OpenSecrets.org continues to evolve. Concurrent with the “OpenData” release, we expanded our “Member Profiles” to the top 100 organizations and all industries, and simultaneously made these tables downloadable in various formats. We’ll expand these further so that users may ask what should be a simple question: did Congressman A get money from Organization B? Getting that answer is still not as easy as it should be, but it will be much easier once we add all of our standardized employer information (instead of just raw FEC data) to the individual donor search section. This is among the most valuable—and unique—tools that nobody other than CRP offers, yet we hadn’t allowed access to that data on OpenSecrets, even though the donor lookup feature is one of the most popular on the entire website! Therefore, very soon we will reprogram the donor lookup to deliver our clean, uniquely CRP data, instead of holding it back.
CRP is poised to add new features to OpenSecrets.org that maximize user flexibility and to connect the dots more effectively—linking individual and organizational donor dossiers to lobbyists, their clients, and politicians’ personal financial holdings. These will be integrated, and then presented with interactive options, not presented as static add-ons. And they need to pull from useful, related troves of data that other organizations publish and maintain, while also enabling new features on their sites that speak to their audiences. One such CRP mashup compares campaign contributions to earmarks, incorporating data from Taxpayers for Common Sense.
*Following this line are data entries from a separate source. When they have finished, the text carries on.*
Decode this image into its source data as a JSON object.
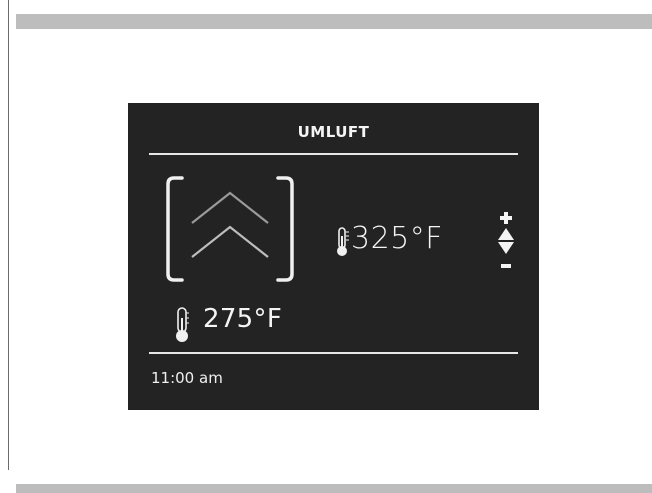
{
  "display": {
    "mode_title": "UMLUFT",
    "mode_icon": "convection-chevron-icon",
    "set_temperature": "325°F",
    "current_temperature": "275°F",
    "clock": "11:00 am",
    "controls": {
      "increase_icon": "plus-icon",
      "up_icon": "triangle-up-icon",
      "down_icon": "triangle-down-icon",
      "decrease_icon": "minus-icon"
    }
  },
  "colors": {
    "screen_background": "#232323",
    "foreground": "#f2f2f2",
    "page_bars": "#bdbdbd"
  }
}
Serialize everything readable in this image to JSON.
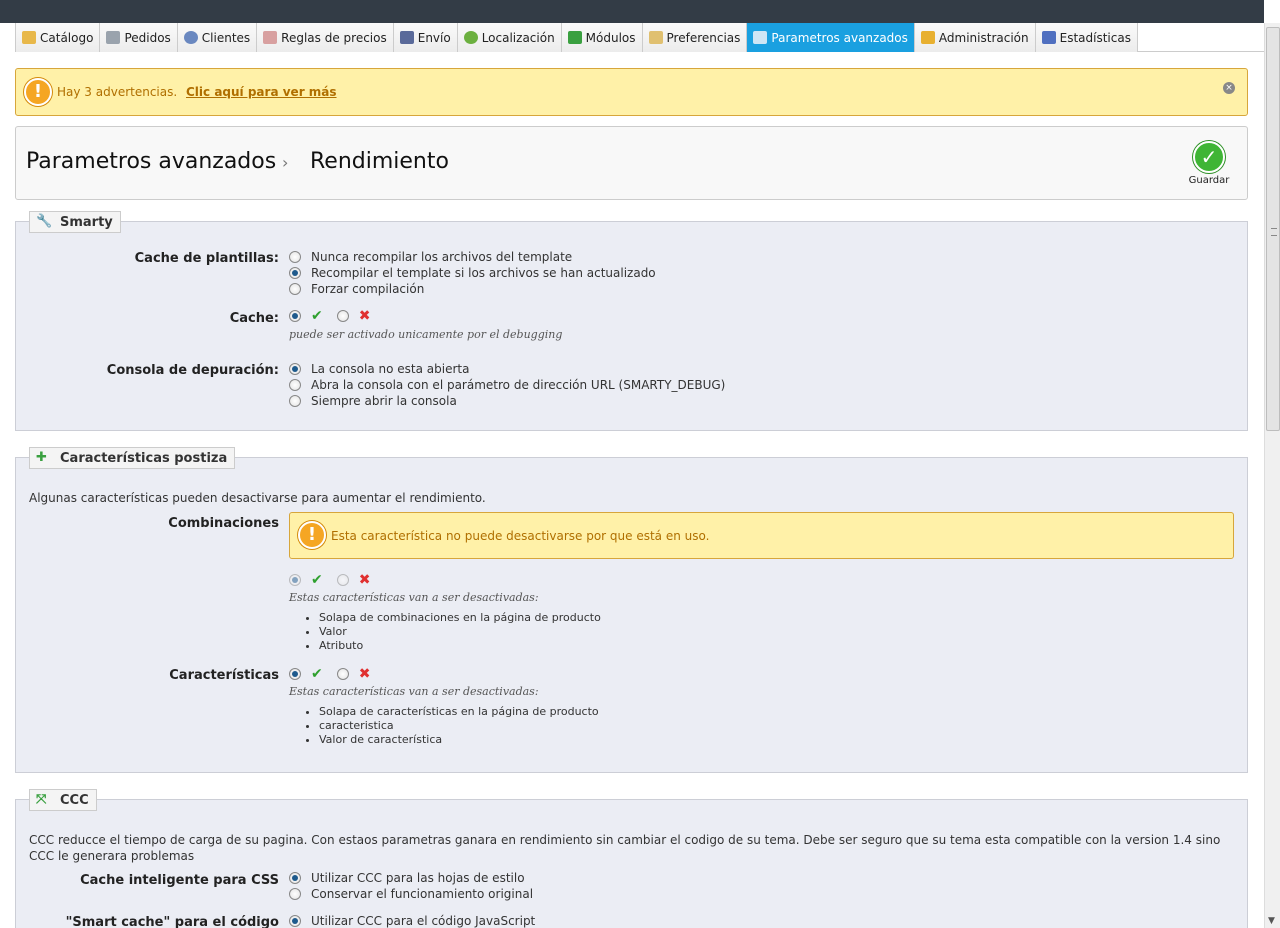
{
  "nav": [
    {
      "label": "Catálogo",
      "icon": "folder-icon",
      "color": "#e8b84a"
    },
    {
      "label": "Pedidos",
      "icon": "cart-icon",
      "color": "#9aa3ad"
    },
    {
      "label": "Clientes",
      "icon": "user-icon",
      "color": "#6a88c0"
    },
    {
      "label": "Reglas de precios",
      "icon": "tag-icon",
      "color": "#d8a0a0"
    },
    {
      "label": "Envío",
      "icon": "truck-icon",
      "color": "#5a6a9a"
    },
    {
      "label": "Localización",
      "icon": "globe-icon",
      "color": "#6cb040"
    },
    {
      "label": "Módulos",
      "icon": "puzzle-icon",
      "color": "#3aa040"
    },
    {
      "label": "Preferencias",
      "icon": "preferences-icon",
      "color": "#e0c070"
    },
    {
      "label": "Parametros avanzados",
      "icon": "wrench-icon",
      "color": "#cfe6f5",
      "active": true
    },
    {
      "label": "Administración",
      "icon": "key-icon",
      "color": "#e8b030"
    },
    {
      "label": "Estadísticas",
      "icon": "stats-icon",
      "color": "#5070c0"
    }
  ],
  "alert": {
    "text": "Hay 3 advertencias.",
    "link": "Clic aquí para ver más"
  },
  "header": {
    "section": "Parametros avanzados",
    "separator": "›",
    "page": "Rendimiento",
    "save": "Guardar"
  },
  "smarty": {
    "legend": "Smarty",
    "template_cache": {
      "label": "Cache de plantillas:",
      "options": [
        "Nunca recompilar los archivos del template",
        "Recompilar el template si los archivos se han actualizado",
        "Forzar compilación"
      ],
      "selected": 1
    },
    "cache": {
      "label": "Cache:",
      "yes": "✔",
      "no": "✖",
      "hint": "puede ser activado unicamente por el debugging"
    },
    "console": {
      "label": "Consola de depuración:",
      "options": [
        "La consola no esta abierta",
        "Abra la consola con el parámetro de dirección URL (SMARTY_DEBUG)",
        "Siempre abrir la consola"
      ],
      "selected": 0
    }
  },
  "features": {
    "legend": "Características postiza",
    "desc": "Algunas características pueden desactivarse para aumentar el rendimiento.",
    "combinations": {
      "label": "Combinaciones",
      "warning": "Esta característica no puede desactivarse por que está en uso.",
      "yes": "✔",
      "no": "✖",
      "hint": "Estas características van a ser desactivadas:",
      "items": [
        "Solapa de combinaciones en la página de producto",
        "Valor",
        "Atributo"
      ]
    },
    "characteristics": {
      "label": "Características",
      "yes": "✔",
      "no": "✖",
      "hint": "Estas características van a ser desactivadas:",
      "items": [
        "Solapa de características en la página de producto",
        "caracteristica",
        "Valor de característica"
      ]
    }
  },
  "ccc": {
    "legend": "CCC",
    "desc": "CCC reducce el tiempo de carga de su pagina. Con estaos parametras ganara en rendimiento sin cambiar el codigo de su tema. Debe ser seguro que su tema esta compatible con la version 1.4 sino CCC le generara problemas",
    "css": {
      "label": "Cache inteligente para CSS",
      "options": [
        "Utilizar CCC para las hojas de estilo",
        "Conservar el funcionamiento original"
      ],
      "selected": 0
    },
    "js": {
      "label": "\"Smart cache\" para el código",
      "options": [
        "Utilizar CCC para el código JavaScript"
      ],
      "selected": 0
    }
  }
}
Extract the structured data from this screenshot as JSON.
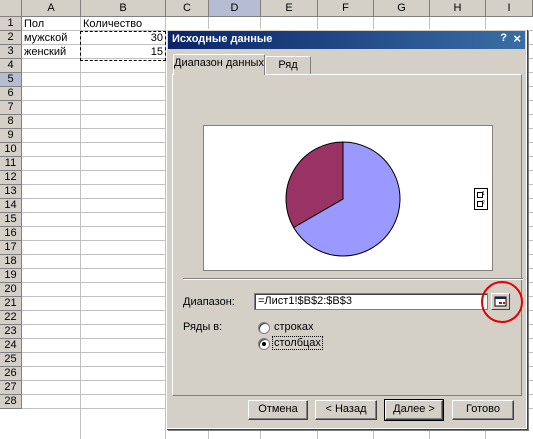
{
  "sheet": {
    "columns": [
      "A",
      "B",
      "C",
      "D",
      "E",
      "F",
      "G",
      "H",
      "I"
    ],
    "rows": [
      "1",
      "2",
      "3",
      "4",
      "5",
      "6",
      "7",
      "8",
      "9",
      "10",
      "11",
      "12",
      "13",
      "14",
      "15",
      "16",
      "17",
      "18",
      "19",
      "20",
      "21",
      "22",
      "23",
      "24",
      "25",
      "26",
      "27",
      "28"
    ],
    "cells": {
      "a1": "Пол",
      "b1": "Количество",
      "a2": "мужской",
      "b2": "30",
      "a3": "женский",
      "b3": "15"
    },
    "selected_column": "D",
    "selected_row": "5"
  },
  "dialog": {
    "title": "Исходные данные",
    "help_label": "?",
    "close_label": "×",
    "tabs": [
      {
        "label": "Диапазон данных",
        "active": true
      },
      {
        "label": "Ряд",
        "active": false
      }
    ],
    "pie": {
      "values": [
        30,
        15
      ],
      "colors": [
        "#9999ff",
        "#993366"
      ]
    },
    "legend": [
      "1",
      "2"
    ],
    "range_label": "Диапазон:",
    "range_value": "=Лист1!$B$2:$B$3",
    "series_in_label": "Ряды в:",
    "options": [
      {
        "label": "строках",
        "checked": false
      },
      {
        "label": "столбцах",
        "checked": true
      }
    ],
    "buttons": {
      "cancel": "Отмена",
      "back": "< Назад",
      "next": "Далее >",
      "finish": "Готово"
    },
    "highlight_color": "#e00000"
  }
}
And FedSpending.org (and now the government’s own USASpending.gov) makes it easy for us to incorporate government contracts that those earmarks subsidize. Especially as the Obama administration and Congress tackle wide-ranging policy debates such as health care, energy policy, and the re-regulation of Wall Street, these dossiers of leading Washington players could emerge as vital tools to clarify and inform the debate—on our site and, now, on many, many other sites too.
About the Author
Sheila Krumholz is the Center for Responsive Politics’s executive director, serving as the organization’s chief administrator, the liaison to its board and major funders, and its primary spokesperson. Sheila became executive director in December 2006, having served for eight years as CRP’s research director, supervising data analysis for OpenSecrets.org and CRP’s clients. She first joined the CRP staff in 1989 and was assistant editor of the very first edition of Open Secrets, the Center’s flagship publication.